When I first tried to implement the Log-Arcsine Algorithm it became very slow after only a few iterations.
The reason is the same as with this recursive implementation of the Fibonacci sequence:
Code:
def fib(n):
    return n if n <= 1 else fib(n-2) + fib(n-1)
The function fib is evaluated at the same values again and again.

The solution here is to use a cache decorator:
Code:
from functools import cache

@cache
def fib(n):
    return n if n <= 1 else fib(n-2) + fib(n-1)
Now the previous elements of the sequence are calculated at most once.

We can do the same: the numbers have an additional parameter dps (decimal places):
Code:
from mpmath import *

Code:
mp.dps = 10

a, b = lambda dps: mpf(0), lambda dps: mpf(1)
n = 0
The parameter dps is ignored. It only serves as a key to the cache.
But we assume that it is consistent with the global setting mp.dps.

The returned function f is cached:
Code:
from functools import cache

def s(p, q, dps, n):
    @cache
    def f(dps):
        u, v = p(dps), q(dps)
        print(f"{n=} {dps=} {u=} {v=}")
        return v * sqrt(2 * v / (u + v))
    return f
The additional parameter n could be omitted.
It is only used in the print statement for debugging purposes.

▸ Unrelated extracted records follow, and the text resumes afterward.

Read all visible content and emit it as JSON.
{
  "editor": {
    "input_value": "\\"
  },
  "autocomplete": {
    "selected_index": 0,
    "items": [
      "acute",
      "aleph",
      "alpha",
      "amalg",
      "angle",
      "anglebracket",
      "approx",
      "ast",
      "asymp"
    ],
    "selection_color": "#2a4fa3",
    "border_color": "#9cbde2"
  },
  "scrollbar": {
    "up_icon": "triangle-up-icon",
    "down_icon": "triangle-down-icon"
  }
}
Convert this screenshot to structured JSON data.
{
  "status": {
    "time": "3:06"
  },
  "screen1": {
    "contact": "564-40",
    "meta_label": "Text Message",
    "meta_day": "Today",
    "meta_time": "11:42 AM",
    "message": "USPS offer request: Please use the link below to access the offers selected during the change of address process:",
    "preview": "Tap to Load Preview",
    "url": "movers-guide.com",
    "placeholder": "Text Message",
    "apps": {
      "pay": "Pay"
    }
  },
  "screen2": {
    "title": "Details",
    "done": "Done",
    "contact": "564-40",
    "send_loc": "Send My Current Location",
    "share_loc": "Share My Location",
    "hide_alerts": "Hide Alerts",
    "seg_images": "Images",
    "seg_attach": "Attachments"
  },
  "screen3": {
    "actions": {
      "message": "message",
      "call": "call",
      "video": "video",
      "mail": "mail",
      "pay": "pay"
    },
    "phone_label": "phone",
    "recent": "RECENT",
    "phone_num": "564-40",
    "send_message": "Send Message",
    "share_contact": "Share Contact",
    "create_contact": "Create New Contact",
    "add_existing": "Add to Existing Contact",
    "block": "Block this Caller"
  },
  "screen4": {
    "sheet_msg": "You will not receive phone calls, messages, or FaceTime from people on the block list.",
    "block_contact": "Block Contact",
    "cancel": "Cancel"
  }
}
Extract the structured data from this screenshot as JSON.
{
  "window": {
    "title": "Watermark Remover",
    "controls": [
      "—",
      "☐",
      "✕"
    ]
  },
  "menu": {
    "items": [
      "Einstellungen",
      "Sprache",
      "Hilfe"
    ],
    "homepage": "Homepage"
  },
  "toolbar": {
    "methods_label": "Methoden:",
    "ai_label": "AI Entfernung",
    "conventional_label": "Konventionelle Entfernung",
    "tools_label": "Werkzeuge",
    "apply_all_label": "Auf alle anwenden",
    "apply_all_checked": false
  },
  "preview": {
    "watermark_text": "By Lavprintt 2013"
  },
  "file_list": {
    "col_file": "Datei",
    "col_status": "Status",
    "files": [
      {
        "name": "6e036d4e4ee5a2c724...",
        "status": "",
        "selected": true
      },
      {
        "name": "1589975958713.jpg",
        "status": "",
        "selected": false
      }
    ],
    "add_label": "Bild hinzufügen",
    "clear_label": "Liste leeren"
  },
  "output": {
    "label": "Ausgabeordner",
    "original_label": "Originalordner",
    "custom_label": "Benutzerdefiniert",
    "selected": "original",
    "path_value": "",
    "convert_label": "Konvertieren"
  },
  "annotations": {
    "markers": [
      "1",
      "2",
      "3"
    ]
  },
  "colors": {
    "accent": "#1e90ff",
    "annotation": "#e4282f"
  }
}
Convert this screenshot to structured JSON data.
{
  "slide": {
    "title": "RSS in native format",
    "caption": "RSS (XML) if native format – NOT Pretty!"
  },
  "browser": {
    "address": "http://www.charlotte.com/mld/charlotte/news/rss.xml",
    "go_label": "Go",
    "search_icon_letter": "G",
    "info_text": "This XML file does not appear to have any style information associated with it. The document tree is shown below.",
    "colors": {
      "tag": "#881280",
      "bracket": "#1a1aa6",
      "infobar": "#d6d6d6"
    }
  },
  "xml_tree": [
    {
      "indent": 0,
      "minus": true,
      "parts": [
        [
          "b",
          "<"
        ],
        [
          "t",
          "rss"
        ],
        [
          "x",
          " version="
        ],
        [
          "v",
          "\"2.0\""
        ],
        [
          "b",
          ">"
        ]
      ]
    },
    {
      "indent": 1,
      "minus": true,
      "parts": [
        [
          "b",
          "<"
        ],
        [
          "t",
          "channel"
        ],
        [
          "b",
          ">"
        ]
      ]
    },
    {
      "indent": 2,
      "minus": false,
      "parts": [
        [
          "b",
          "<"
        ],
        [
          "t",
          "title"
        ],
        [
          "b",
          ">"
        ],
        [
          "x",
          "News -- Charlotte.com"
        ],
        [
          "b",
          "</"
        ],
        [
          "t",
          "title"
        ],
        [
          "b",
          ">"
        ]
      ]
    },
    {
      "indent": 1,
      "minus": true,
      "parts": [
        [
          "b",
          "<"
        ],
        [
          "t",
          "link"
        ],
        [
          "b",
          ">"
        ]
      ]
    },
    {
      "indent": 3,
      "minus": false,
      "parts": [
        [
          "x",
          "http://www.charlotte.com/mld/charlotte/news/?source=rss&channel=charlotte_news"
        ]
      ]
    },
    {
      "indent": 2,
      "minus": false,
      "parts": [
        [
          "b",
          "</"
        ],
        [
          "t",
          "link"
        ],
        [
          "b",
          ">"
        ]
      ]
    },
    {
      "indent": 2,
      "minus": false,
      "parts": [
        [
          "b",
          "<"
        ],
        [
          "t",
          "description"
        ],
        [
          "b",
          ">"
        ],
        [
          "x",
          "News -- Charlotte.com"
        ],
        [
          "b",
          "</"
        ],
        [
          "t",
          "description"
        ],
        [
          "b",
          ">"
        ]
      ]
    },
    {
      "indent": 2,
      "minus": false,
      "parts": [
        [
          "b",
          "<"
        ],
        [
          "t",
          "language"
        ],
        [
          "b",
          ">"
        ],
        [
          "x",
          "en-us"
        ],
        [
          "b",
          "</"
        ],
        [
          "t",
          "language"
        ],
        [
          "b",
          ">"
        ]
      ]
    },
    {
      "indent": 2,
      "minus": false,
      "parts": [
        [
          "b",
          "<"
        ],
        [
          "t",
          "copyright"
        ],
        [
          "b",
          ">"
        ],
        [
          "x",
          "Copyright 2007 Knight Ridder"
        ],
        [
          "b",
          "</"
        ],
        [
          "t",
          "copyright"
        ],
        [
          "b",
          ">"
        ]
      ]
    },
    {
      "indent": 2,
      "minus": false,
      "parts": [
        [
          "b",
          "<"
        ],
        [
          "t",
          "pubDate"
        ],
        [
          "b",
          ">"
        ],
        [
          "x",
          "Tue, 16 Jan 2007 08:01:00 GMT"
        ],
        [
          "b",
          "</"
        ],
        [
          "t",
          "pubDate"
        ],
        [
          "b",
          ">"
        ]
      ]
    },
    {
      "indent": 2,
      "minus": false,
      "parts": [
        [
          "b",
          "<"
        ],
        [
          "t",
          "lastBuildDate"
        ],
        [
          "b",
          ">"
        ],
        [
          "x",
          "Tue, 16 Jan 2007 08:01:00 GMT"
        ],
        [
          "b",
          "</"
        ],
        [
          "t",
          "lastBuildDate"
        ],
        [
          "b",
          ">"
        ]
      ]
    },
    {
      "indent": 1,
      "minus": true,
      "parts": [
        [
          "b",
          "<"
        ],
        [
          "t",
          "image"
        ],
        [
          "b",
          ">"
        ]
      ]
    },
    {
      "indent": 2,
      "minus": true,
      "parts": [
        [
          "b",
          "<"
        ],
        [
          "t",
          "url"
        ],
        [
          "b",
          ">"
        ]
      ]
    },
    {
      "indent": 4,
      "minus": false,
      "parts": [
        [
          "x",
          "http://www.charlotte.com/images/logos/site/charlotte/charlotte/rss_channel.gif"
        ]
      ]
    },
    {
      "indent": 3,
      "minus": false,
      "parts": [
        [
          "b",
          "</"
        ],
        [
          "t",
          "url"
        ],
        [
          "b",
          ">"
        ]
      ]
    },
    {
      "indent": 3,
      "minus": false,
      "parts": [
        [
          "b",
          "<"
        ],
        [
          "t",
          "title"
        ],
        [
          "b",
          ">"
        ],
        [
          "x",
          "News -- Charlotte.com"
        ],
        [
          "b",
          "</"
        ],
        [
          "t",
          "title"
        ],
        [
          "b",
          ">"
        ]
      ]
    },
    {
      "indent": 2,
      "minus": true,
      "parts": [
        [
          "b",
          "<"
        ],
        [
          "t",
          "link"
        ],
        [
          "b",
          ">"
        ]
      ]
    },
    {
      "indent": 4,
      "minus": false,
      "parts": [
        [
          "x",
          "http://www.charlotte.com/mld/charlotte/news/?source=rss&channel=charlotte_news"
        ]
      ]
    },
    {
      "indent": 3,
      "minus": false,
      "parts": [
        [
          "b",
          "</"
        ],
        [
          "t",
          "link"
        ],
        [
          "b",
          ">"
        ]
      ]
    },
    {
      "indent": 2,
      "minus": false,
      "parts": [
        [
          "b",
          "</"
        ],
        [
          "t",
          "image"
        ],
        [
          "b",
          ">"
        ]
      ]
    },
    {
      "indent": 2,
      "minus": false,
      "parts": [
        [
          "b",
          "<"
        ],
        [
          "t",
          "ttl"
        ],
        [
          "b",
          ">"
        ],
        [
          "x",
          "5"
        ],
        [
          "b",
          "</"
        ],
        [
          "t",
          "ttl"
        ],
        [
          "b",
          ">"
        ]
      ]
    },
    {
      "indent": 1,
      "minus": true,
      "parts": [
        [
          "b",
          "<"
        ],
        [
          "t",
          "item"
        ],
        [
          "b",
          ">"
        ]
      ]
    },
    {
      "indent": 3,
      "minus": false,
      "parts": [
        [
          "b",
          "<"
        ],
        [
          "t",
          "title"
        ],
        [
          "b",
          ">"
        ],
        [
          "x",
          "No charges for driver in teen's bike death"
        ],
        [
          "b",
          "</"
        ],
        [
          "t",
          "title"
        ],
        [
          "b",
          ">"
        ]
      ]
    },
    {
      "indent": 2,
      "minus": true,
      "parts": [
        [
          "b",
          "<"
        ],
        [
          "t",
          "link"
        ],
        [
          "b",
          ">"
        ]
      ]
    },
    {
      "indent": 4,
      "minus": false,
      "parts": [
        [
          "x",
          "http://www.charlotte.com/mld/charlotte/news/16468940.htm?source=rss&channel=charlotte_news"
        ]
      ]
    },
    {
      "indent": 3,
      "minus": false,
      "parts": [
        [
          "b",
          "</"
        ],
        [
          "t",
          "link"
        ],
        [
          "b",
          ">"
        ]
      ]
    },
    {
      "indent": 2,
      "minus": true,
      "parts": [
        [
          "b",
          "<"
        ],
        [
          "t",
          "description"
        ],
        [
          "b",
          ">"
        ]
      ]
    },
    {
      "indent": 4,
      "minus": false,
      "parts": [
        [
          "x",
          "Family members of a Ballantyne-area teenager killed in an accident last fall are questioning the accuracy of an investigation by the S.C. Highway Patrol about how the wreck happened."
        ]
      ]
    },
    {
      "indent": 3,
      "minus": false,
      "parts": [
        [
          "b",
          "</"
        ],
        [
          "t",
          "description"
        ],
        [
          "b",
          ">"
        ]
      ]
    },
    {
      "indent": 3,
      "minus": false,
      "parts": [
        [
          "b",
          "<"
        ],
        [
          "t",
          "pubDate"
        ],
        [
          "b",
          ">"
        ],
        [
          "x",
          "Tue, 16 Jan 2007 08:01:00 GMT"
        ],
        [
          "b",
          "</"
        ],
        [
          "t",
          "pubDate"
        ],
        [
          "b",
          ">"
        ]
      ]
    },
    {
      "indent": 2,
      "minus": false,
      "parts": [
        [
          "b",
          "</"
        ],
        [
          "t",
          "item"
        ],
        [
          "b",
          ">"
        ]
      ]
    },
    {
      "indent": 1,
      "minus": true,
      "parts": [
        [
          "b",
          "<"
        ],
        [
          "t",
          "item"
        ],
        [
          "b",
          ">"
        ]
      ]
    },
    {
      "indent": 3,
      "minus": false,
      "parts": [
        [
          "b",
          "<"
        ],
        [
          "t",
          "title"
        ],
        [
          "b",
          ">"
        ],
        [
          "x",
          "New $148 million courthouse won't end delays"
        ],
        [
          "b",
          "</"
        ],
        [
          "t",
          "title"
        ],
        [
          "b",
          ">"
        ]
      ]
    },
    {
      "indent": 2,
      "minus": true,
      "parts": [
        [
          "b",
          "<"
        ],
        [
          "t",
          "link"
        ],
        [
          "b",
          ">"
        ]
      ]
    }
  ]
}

Now we can iterate the following cell:
Code:
a, b = b, s(a, b, mp.dps, n)
n += 1
b(mp.dps)

Let's assume we want to do that until two consecutive values agree:

n=0 dps=10 u=mpf('0.0') v=mpf('1.0')
mpf('1.41421356237')

n=1 dps=10 u=mpf('1.0') v=mpf('1.41421356237')
mpf('1.530733729451')

n=2 dps=10 u=mpf('1.41421356237') v=mpf('1.530733729451')
mpf('1.56072257612')

n=3 dps=10 u=mpf('1.530733729451') v=mpf('1.56072257612')
mpf('1.568274245263')

n=4 dps=10 u=mpf('1.56072257612') v=mpf('1.568274245263')
mpf('1.570165578465')

n=5 dps=10 u=mpf('1.568274245263') v=mpf('1.570165578465')
mpf('1.570638625461')



n=15 dps=10 u=mpf('1.570796324319') v=mpf('1.570796326123')
mpf('1.57079632656')

n=16 dps=10 u=mpf('1.570796326123') v=mpf('1.57079632656')
mpf('1.570796326676')

n=17 dps=10 u=mpf('1.57079632656') v=mpf('1.570796326676')
mpf('1.570796326705')

n=18 dps=10 u=mpf('1.570796326676') v=mpf('1.570796326705')
mpf('1.570796326705')

n=19 dps=10 u=mpf('1.570796326705') v=mpf('1.570796326705')
mpf('1.570796326705')

We can increase the decimal places to 20 or more and calculate the numbers again:
Code:
mp.dps = 20
a(mp.dps), b(mp.dps)

n=0 dps=20 u=mpf('0.0') v=mpf('1.0')
n=1 dps=20 u=mpf('1.0') v=mpf('1.4142135623730950488011')
n=2 dps=20 u=mpf('1.4142135623730950488011') v=mpf('1.5307337294603590869117')
n=3 dps=20 u=mpf('1.5307337294603590869117') v=mpf('1.5607225761290261427843')
n=4 dps=20 u=mpf('1.5607225761290261427843') v=mpf('1.5682742452729696319058')
n=5 dps=20 u=mpf('1.5682742452729696319058') v=mpf('1.570165578477376456156')
n=6 dps=20 u=mpf('1.570165578477376456156') v=mpf('1.5706386254663864340288')
n=7 dps=20 u=mpf('1.5706386254663864340288') v=mpf('1.5707569005721505381635')
n=8 dps=20 u=mpf('1.5707569005721505381635') v=mpf('1.5707864701835456920665')
n=9 dps=20 u=mpf('1.5707864701835456920665') v=mpf('1.5707938626385798503144')
n=10 dps=20 u=mpf('1.5707938626385798503144') v=mpf('1.5707957107555999869997')
n=11 dps=20 u=mpf('1.5707957107555999869997') v=mpf('1.5707961727850588711724')
n=12 dps=20 u=mpf('1.5707961727850588711724') v=mpf('1.5707962882924363328452')
n=13 dps=20 u=mpf('1.5707962882924363328452') v=mpf('1.5707963171692814945527')
n=14 dps=20 u=mpf('1.5707963171692814945527') v=mpf('1.5707963243884928347474')
n=15 dps=20 u=mpf('1.5707963243884928347474') v=mpf('1.5707963261932956729051')
n=16 dps=20 u=mpf('1.5707963261932956729051') v=mpf('1.5707963266444963826394')
n=17 dps=20 u=mpf('1.5707963266444963826394') v=mpf('1.5707963267572965600852')
n=18 dps=20 u=mpf('1.5707963267572965600852') v=mpf('1.5707963267854966044475')
n=19 dps=20 u=mpf('1.5707963267854966044475') v=mpf('1.5707963267925466155385')
(mpf('1.5707963267925466155385'), mpf('1.5707963267943091183104'))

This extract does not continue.